Rest assured, Bob Huggins and his team that begins play in tonight’s late game against Marquette have no intention of ceding the tournament to anyone else.
“If you’re going to play the games, you might as well win them,” Huggins said before leaving for New York’s Madison Square Garden.
A year ago, you might recall, WVU came into the tournament not exactly favored. Oh, people knew the Mountaineers were good, but they had never won the tournament, and there were teams like Villanova and Georgetown and Syracuse who were thought to be loaded.
That allowed WVU to sneak in the back door, as did a format change that gave the top four seeds a double bye, a change that only WVU would survive as the other three lost their first game.
This year, as defending champion, that bright New York spotlight is shining on the Mountaineers, and teams will take them as seriously as they ever have.
Huggins doesn’t mind. He believes his team has peaked at the right time, winning its last three, two of them against Notre Dame and Louisville.
He understands how other teams view the Mountaineers.
“The truth is everyone is going to say you’ve got to rebound when they are going to play us. They’ll say, ‘If we don’t rebound they’ll kill us on the glass.’ They’ll say ‘They’re gonna guard you so you have to make open shots.’
“I don’t think the fact that we’re defending champion matters that much. It might matter in the locker room before they run out, but a few minutes into the game it’s back to playing basketball.”
And when that happens, Huggins believes his team has a bit of an advantage.
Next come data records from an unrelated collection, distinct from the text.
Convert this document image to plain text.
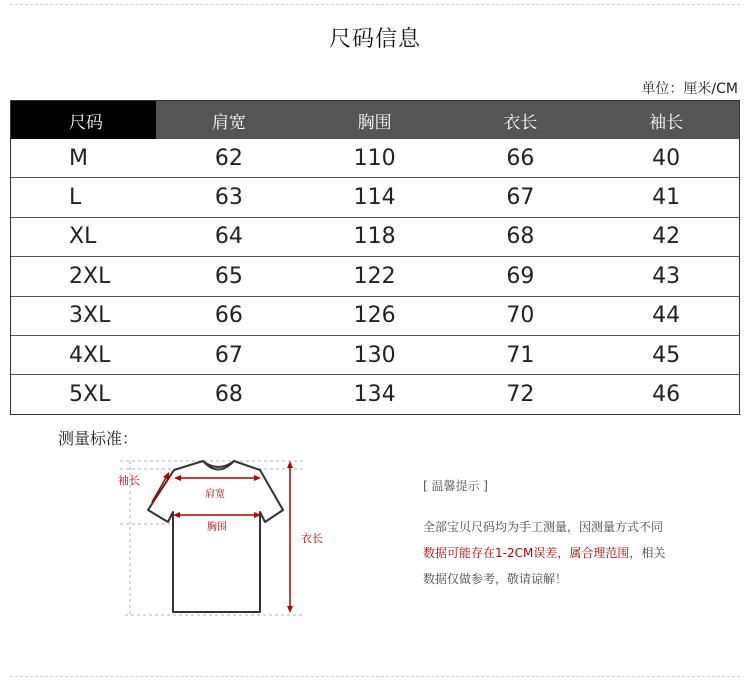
尺码信息
单位：厘米/CM
尺码	肩宽	胸围	衣长	袖长
M	62	110	66	40
L	63	114	67	41
XL	64	118	68	42
2XL	65	122	69	43
3XL	66	126	70	44
4XL	67	130	71	45
5XL	68	134	72	46
测量标准：
肩宽
胸围
袖长
衣长
[ 温馨提示 ]
全部宝贝尺码均为手工测量，因测量方式不同
数据可能存在1-2CM误差，属合理范围，相关
数据仅做参考，敬请谅解！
“All of these guys were there last year. They have experience winning the tournament,” he said.
There is something to knowing how to win with the nation’s attention on you in the Mecca of college basketball. True, it would help if Da’Sean Butler, Wellington Smith and Devin Ebanks were back, but that isn’t going to happen.
Instead, there’s Joe Mazzulla running the show, now with Truck Bryant in the backcourt. Coming off the bench with guns blazing is Casey Mitchell, who has proven when he’s on he can change game quicker than you can say “He shoots; he scores.”
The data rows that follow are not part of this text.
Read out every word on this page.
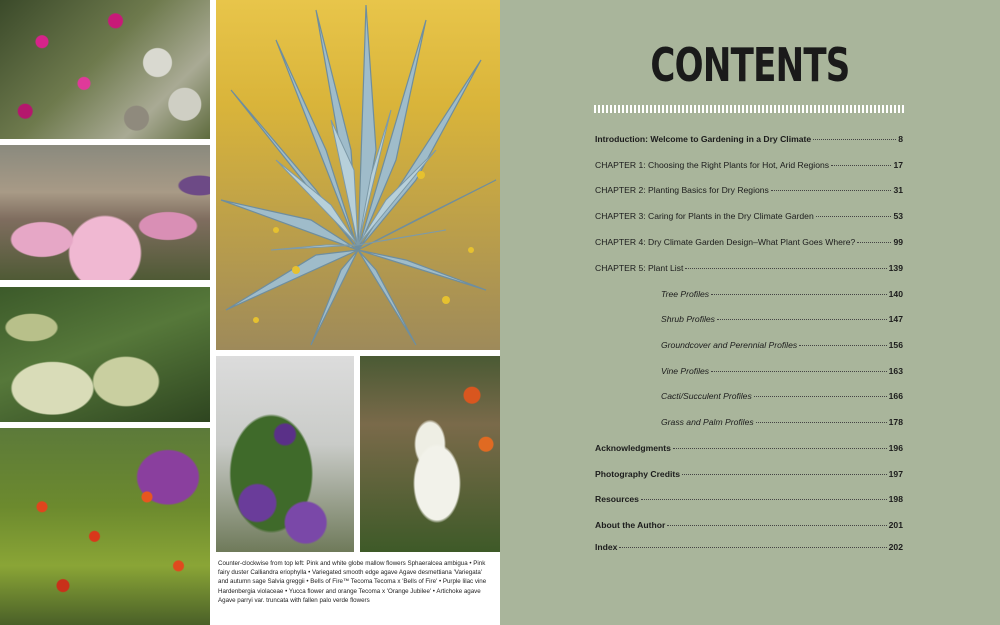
Counter-clockwise from top left: Pink and white globe mallow flowers Sphaeralcea ambigua • Pink fairy duster Calliandra eriophylla • Variegated smooth edge agave Agave desmettiana 'Variegata' and autumn sage Salvia greggii • Bells of Fire™ Tecoma Tecoma x 'Bells of Fire' • Purple lilac vine Hardenbergia violaceae • Yucca flower and orange Tecoma x 'Orange Jubilee' • Artichoke agave Agave parryi var. truncata with fallen palo verde flowers

CONTENTS
Introduction: Welcome to Gardening in a Dry Climate	8
CHAPTER 1: Choosing the Right Plants for Hot, Arid Regions	17
CHAPTER 2: Planting Basics for Dry Regions	31
CHAPTER 3: Caring for Plants in the Dry Climate Garden	53
CHAPTER 4: Dry Climate Garden Design–What Plant Goes Where?	99
CHAPTER 5: Plant List	139
Tree Profiles	140
Shrub Profiles	147
Groundcover and Perennial Profiles	156
Vine Profiles	163
Cacti/Succulent Profiles	166
Grass and Palm Profiles	178
Acknowledgments	196
Photography Credits	197
Resources	198
About the Author	201
Index	202
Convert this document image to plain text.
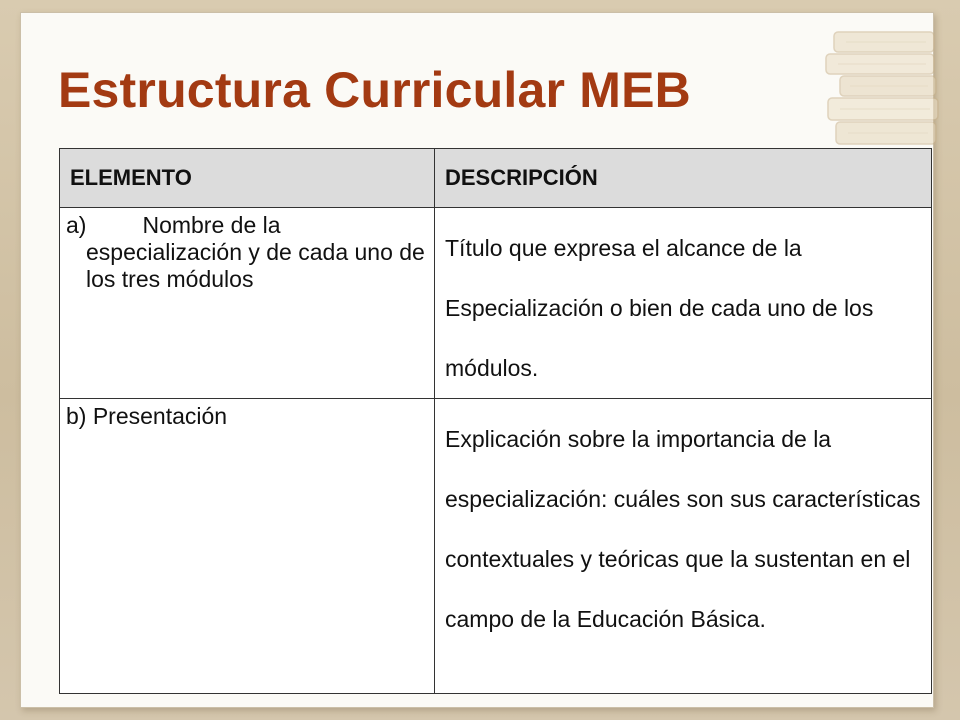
Estructura Curricular MEB
ELEMENTO	DESCRIPCIÓN

a) Nombre de la especialización y de cada uno de los tres módulos	Título que expresa el alcance de la Especialización o bien de cada uno de los módulos.
b) Presentación	Explicación sobre la importancia de la especialización: cuáles son sus características contextuales y teóricas que la sustentan en el campo de la Educación Básica.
And up front Kevin Jones has taken charge of the team, pulling down double figure rebounds on a nightly basis and scoring more and more, capping it with 25 against Louisville as an appetizer for the Big East.
Is WVU favored?
No way. There is no favorite.
“It’s kind of what Denny (Crum) said about winning the national championship,” Huggins said. “’You have to be lucky, and you can’t be unlucky.’ Da’(Sean Butler) made some miraculous shots last year. You look at the Big East champions through the years, and they’ve had some fortunate things happen for them.
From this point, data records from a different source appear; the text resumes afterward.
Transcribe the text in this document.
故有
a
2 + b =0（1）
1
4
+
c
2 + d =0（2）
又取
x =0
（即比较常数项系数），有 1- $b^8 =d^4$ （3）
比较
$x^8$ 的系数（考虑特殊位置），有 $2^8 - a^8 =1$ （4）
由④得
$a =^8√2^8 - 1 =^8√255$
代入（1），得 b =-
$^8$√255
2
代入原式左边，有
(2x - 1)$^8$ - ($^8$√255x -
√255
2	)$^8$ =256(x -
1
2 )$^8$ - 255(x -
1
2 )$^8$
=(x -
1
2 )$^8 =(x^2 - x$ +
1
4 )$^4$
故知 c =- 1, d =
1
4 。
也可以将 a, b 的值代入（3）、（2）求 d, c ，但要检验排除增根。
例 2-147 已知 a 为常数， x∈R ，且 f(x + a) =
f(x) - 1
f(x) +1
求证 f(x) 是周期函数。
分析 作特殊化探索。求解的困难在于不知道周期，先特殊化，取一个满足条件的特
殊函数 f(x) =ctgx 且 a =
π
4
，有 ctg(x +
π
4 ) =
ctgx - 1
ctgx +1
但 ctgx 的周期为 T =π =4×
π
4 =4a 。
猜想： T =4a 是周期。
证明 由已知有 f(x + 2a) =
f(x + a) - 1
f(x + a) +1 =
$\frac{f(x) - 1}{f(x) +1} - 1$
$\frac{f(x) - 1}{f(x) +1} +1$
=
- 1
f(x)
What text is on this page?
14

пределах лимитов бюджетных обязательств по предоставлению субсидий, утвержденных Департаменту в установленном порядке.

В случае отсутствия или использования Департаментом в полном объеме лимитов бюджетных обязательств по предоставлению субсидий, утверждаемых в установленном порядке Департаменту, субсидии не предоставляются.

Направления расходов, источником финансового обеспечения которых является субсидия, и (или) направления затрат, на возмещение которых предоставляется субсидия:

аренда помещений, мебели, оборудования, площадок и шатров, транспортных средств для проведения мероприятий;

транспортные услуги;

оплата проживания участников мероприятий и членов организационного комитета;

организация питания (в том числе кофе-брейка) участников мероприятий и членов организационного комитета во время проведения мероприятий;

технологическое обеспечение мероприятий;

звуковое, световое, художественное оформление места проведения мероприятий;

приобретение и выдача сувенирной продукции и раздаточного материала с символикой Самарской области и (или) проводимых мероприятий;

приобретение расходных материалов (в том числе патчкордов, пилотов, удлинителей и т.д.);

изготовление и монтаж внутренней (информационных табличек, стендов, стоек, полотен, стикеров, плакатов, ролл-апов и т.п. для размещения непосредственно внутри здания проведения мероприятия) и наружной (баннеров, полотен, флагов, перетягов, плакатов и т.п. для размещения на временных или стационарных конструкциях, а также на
“This league is so competitive and the teams are so even you have to make shots. We could have easily been in the championship game in the tournament when K.J. and those guys were freshmen. If Devin’s shot falls we’re playing Louisville for the championship.”
As for this year, it’s wide open.
“I think it is reasonable to expect we can win it, but you can say that about 10 or 11 teams in this league,” Huggins said. “if you get hot at the right time, if you make some shots, if you get a break once in a while, you can win.
“Games are going to be close. Everybody is too bunched together. What’d we win by last year? Two points the first game, one the second, two the third game?”